Suddenly at "2025-10-23T14:12:48.409+00:00", coming file paths from file notification queue started to be urlencoded. Hence, our pipeline gets file not found exception. I think something has changed suddenly and broke notification system. Here are the details:
Broken file path started to come from notification queue:
my-sink/prod/app_daily/year%3D2025/month%3D10/day%3D23/app_daily%2B5%2B35499048368.json.gz
The path discovered by directory listing:
my-sink/prod/app_daily/year=2025/month=10/day=23/app_daily+5+35499048368.json.gz
I found these by investigating the output of these query:
select * from cloud_files_state(TABLE(my_catalog.my_schema.app_daily_stream_v2))
order by create_time asc;
since (=) characted encoded as (%3D), our Declarative Pipeline fires this error:
org.apache.spark.sql.streaming.StreamingQueryException: [STREAM_FAILED] Query [id = 76ce493e-ed1e-48ce-bbda-1a9bb85cc9f7, runId = bee6661b-4319-469c-8a72-040dc517e9ff] terminated with exception: Exception thrown in awaitResult: [FAILED_READ_FILE.DBR_FILE_NOT_EXIST] Error while reading file s3://my-sink/prod/app_daily/year%3D2025/month%3D10/day%3D23/app_daily%2B5%2B35499048368.json.gz. [CLOUD_FILE_SOURCE_FILE_NOT_FOUND] A file notification was received for file:s3://my-sink/prod/app_daily/year%3D2025/month%3D10/day%3D23/app_daily%2B5%2B35499048368.json.gz. but it does not exist anymore. Please ensure that files are not deleted before they are processed. To continue your stream, you can set the Spark SQL configuration spark.sql.files.ignoreMissingFiles to true.

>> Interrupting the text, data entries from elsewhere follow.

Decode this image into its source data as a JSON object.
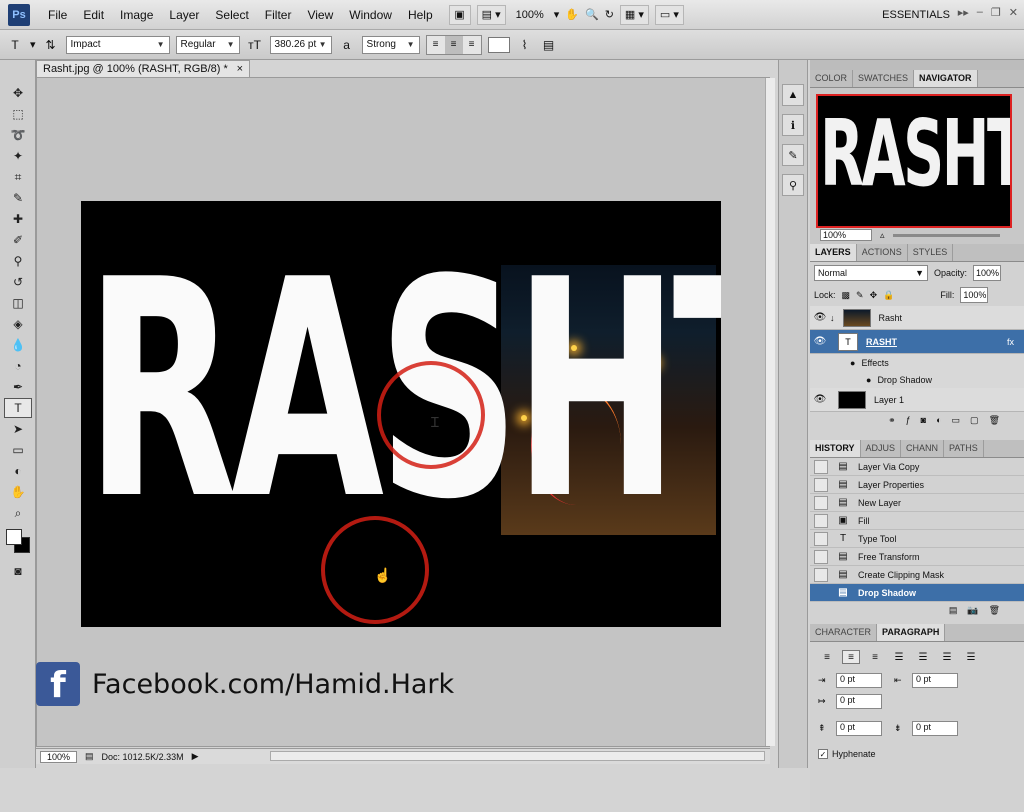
{
  "app": {
    "logo": "Ps",
    "workspace": "ESSENTIALS",
    "zoom_menu": "100%"
  },
  "menu": [
    "File",
    "Edit",
    "Image",
    "Layer",
    "Select",
    "Filter",
    "View",
    "Window",
    "Help"
  ],
  "options": {
    "tool_glyph": "T",
    "font_family": "Impact",
    "font_style": "Regular",
    "font_size": "380.26 pt",
    "aa_label": "a",
    "anti_alias": "Strong"
  },
  "document": {
    "tab_title": "Rasht.jpg @ 100% (RASHT, RGB/8) *",
    "tab_close": "×",
    "canvas_text": "RASHT",
    "zoom": "100%",
    "doc_info": "Doc: 1012.5K/2.33M"
  },
  "overlay": {
    "facebook_glyph": "f",
    "facebook_text": "Facebook.com/Hamid.Hark"
  },
  "navigator": {
    "tabs": [
      "COLOR",
      "SWATCHES",
      "NAVIGATOR"
    ],
    "zoom": "100%",
    "preview_text": "RASHT"
  },
  "layers": {
    "tabs": [
      "LAYERS",
      "ACTIONS",
      "STYLES"
    ],
    "blend_mode": "Normal",
    "opacity_label": "Opacity:",
    "opacity": "100%",
    "lock_label": "Lock:",
    "fill_label": "Fill:",
    "fill": "100%",
    "items": [
      {
        "name": "Rasht"
      },
      {
        "name": "RASHT",
        "fx": "fx"
      },
      {
        "name": "Effects"
      },
      {
        "name": "Drop Shadow"
      },
      {
        "name": "Layer 1"
      }
    ]
  },
  "history": {
    "tabs": [
      "HISTORY",
      "ADJUS",
      "CHANN",
      "PATHS"
    ],
    "items": [
      "Layer Via Copy",
      "Layer Properties",
      "New Layer",
      "Fill",
      "Type Tool",
      "Free Transform",
      "Create Clipping Mask",
      "Drop Shadow"
    ]
  },
  "paragraph": {
    "tabs": [
      "CHARACTER",
      "PARAGRAPH"
    ],
    "indent_left": "0 pt",
    "indent_right": "0 pt",
    "first_line": "0 pt",
    "space_before": "0 pt",
    "space_after": "0 pt",
    "hyphenate_label": "Hyphenate",
    "hyphenate_checked": true
  },
  "colors": {
    "selection": "#3d6fa8",
    "highlight_circle": "#d21e14",
    "facebook": "#3b5998"
  }
}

I checked s3 bucket and saw that the file is there. Since autoloader try to go to the encoded path, it started to fire this error.
My problem is this: Currently, I cannot run the pipeline neither in file notification mode nor in directory listing mode without using skipMissingFiles=true option since auto loader state is dirty with these uncommitted wrong file paths. I don't want to useSkipMissingFiles since it will skip all the data. Also, I do not want to run full refresh since the source is too big. I need to clear those broken urls from the autoloader's state.